With a spot in the semifinal round of the Intercollegiate Sailing Association (ICSA) Dinghy National Championship on the line this past weekend, all eyes were on the New England Dinghy Championship at Harvard.
Manning the A−division for Tufts’ co−ed squad on Saturday and racing in the Harvard fleet was sophomore skipper William Haeger, alongside fellow sophomore crew Paula Grasberger. Meanwhile, in the MIT fleet, the B−division duo of senior skipper and co−captain Massimo Soriano and junior crew Madeline Luce held their own against stiff competition and variable westerly breezes.
“The New England Dinghy Championship is one of the toughest regattas of the year,” Soriano said. “The competition is always stacked, and it’s just one of the biggest events in the country for co−ed sailing.”
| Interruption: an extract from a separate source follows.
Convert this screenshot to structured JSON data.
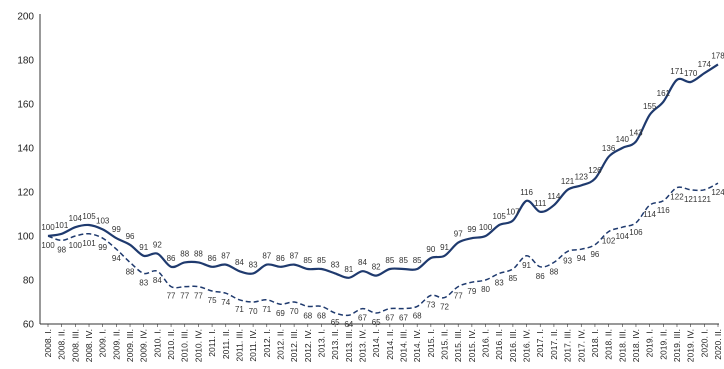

Tufts finished seventh out of the 18−team pool to earn a spot in the national semifinal round. But the final placement hardly begins to describe the intensity of the regatta. After the first day, with each division having sailed 12 races, the Jumbos tentatively sat in second place with 164 points, behind only Boston College, which tallied 160 points.
“It was a roller coaster of a regatta,” Soriano said. “Though we ended the first day in second place, we knew it was a very precarious spot. We were only four points away from first and 17 away from ninth. All the scores could get mixed up after even one race.”
The second day turned out to be more difficult. A string of sub−par showings by the A−division saw the Jumbos’ placement free−fall temporarily out of the top eight. The B−division, led once again by Soriano and Luce, was able to bring back some momentum and return the team to within qualifying range, thanks in part to a first−place finish in the 13th race to go along with runner−up results in the second, ninth and 12th races.
Junior co−captain William Hutchings, who observed the race as an alternate, took notice of the effects that the venue had on the racers.
“The Charles River is very interesting,” Hutchings said. “It’s very difficult to predict the wind because it’s so dependent on how it shears off buildings and the land. You could still have a great start but end up second−to−last here. We weren’t in a groove Sunday with the rapid wind shifts and puffs, and, to use a sailing term, we were just out of phase.”
The final scores tell the tale — the A−division tallied 158 points over the two days to go along with the B−division’s 114, good for a total of 272. Tufts’ score put the team just ahead of Brown and MIT, which tied for eighth place with 274 each, with the final semifinal qualifier going to Brown following a head−to−head tiebreaker. Rounding out the top six were Harvard, Roger Williams, Yale, Dartmouth, Boston College and Boston University. The top eight overall from the regatta secured national qualifying spots.
“All the teams were extremely competitive,” Soriano said. “Any of the top nine teams had a chance to win it all. The most important thing for right now is just moving past qualifiers.”
“Doing well isn’t just about having [good] races, it’s about not having bad races,” Hutchings added. “We almost didn’t qualify. It came down to the last race, where Massimo was able to put on points over MIT and Brown to secure seventh place. It’s a testament to how competitive the New England Intercollegiate Sailing Association is.”
While the co−ed fleet team was at Harvard, the women’s sailing team competed back at the coast guard in the Emily Wick Trophy regatta, which did not have national qualifier implications for nationals but was significant for ranking purposes.
Junior captain Natalie Salk teamed up with senior Reeves Bright and sophomore Sara Makaretz to represent the A−division, while junior skipper Mariel Marchand joined the sophomore triplet of Makaretz, Barbara Murray and Margaret Bacon in the B.
As in the New England Dinghy Championship, the women faced stiff competition, but managed to land in sixth place in the 17−team event thanks to a 104−point contribution from the A−division over the course of the event’s 17 races. After a rough start in the first four races on Saturday, Salk and Makaretz carried the Jumbos to six consecutive top−five finishes en route to a fourth−place overall finish in the A division.
“The Emily Wick Trophy was important for the team,” Soriano said. “It was good for the B−division, adjusting to higher−level competition and building confidence going into New England nationals.”
This weekend, the women will shoot for national qualifying marks at the New England Championships at Boston College.